Bringing electrical current from the room-temperature power system into the extremely cold environment poses the engineering challenge of how to transport large amounts of electricity while minimizing the amount of power dissipated into the cryogenic system. Thanks to its zero resistance and its low thermal conductivity, the use of HTS material incorporated in the colder part of the leads allows an important saving in cooling power. Using HTS leads in the LHC has reduced the heat load into the liquid helium environment by a factor greater than ten with respect to conventional self-cooled leads.

The high-temperature superconducting material used in the LHC current leads is a compound of bismuth (Bi-2223), which operates in the LHC leads in a temperature range of between 50 K and 4.2 K. This material is produced in the form of a multi-filamentary tape, where the superconducting filaments are embedded in a silver alloy matrix of relatively low thermal conductivity. The tape is made with a mechanical deformation process that aligns the superconducting grains within the silver matrix and thus minimizes obstacles to current flow.

"I’m grateful to the LHC management for having entrusted me with this high-tech project that simply had to work – both for reducing costs of the LHC and for the good of the HTS industry at large!", underlines Amalia Ballarino. "I also wish to thank my colleagues, the specialists in the TS Department, whose expertise in brazing, welding and surface treatments has enabled elegant solutions to be found to a number of difficult problems – and of course the technicians in our small section for their able support throughout this challenging project".

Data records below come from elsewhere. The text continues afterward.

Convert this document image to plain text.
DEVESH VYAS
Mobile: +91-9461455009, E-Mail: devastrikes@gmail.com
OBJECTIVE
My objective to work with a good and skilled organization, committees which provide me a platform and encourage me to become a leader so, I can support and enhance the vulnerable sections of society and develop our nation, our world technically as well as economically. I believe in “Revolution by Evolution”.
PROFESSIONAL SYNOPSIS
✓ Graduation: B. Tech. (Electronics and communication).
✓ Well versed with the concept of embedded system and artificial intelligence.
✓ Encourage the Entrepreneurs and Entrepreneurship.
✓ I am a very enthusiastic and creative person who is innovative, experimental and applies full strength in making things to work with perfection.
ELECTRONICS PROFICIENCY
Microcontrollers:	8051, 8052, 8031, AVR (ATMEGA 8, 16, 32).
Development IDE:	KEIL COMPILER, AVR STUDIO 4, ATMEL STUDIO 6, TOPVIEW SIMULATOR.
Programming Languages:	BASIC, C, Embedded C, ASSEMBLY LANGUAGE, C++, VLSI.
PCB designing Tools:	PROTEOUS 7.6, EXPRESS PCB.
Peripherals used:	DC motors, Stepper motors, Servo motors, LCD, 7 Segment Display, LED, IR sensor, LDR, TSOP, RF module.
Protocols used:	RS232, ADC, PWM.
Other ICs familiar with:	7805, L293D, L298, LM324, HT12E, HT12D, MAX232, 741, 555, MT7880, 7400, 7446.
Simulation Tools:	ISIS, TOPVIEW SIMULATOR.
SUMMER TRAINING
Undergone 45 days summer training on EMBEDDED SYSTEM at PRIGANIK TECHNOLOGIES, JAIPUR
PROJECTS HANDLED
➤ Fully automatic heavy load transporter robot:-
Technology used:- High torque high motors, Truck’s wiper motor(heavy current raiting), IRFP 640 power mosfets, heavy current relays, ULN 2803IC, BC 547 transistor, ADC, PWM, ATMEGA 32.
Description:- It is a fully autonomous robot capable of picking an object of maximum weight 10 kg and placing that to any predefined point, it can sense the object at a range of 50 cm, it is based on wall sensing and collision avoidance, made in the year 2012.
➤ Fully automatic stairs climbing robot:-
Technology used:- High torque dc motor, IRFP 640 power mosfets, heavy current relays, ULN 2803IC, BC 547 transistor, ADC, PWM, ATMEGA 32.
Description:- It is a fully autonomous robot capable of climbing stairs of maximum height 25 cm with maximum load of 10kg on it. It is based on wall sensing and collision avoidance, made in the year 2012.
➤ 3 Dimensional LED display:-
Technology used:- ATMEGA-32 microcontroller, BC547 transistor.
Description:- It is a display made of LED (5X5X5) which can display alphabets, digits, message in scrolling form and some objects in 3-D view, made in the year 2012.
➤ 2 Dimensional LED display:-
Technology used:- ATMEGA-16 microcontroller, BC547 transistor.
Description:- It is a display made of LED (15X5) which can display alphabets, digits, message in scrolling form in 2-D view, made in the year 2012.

See also "Superconductor Week" Press release.

Did you know?

Superconductors have the property to transport electricity without any resistance and without any loss of energy by heating. Conventional low-temperature superconductors (LTS), such as the niobium and titanium alloy used in the LHC magnets, become superconducting at the very low temperature of around 10 K (–263°C). Their operation requires a sophisticated cryogenic system with liquid helium. In 1986, researchers discovered a family of ceramics that becomes superconducting at 30 K (-243°C), a temperature higher than for any metallic superconductor. Ceramic materials were expected to be insulators, and certainly not superconductors! This discovery of the first "high-temperature superconducting material" (HTS) was followed by an impressive series of announcements of new compounds belonging to the family of the cuprates with higher and higher critical temperatures. So far, the record critical temperature is from mercury-thallium-barium-calcium-copper-oxygen, which becomes superconducting at 139 K (-134°C). These ceramic superconductors can be cooled with liquid nitrogen (77 K), much cheaper than liquid helium, using cryogenic machinery that is much easier to operate. The HTS cuprates are among the most complex materials ever explored for practical applications. Unlike the low temperature NbTi superconductors, the HTS material is fragile, calling for special care when handling and for innovative engineering in its application.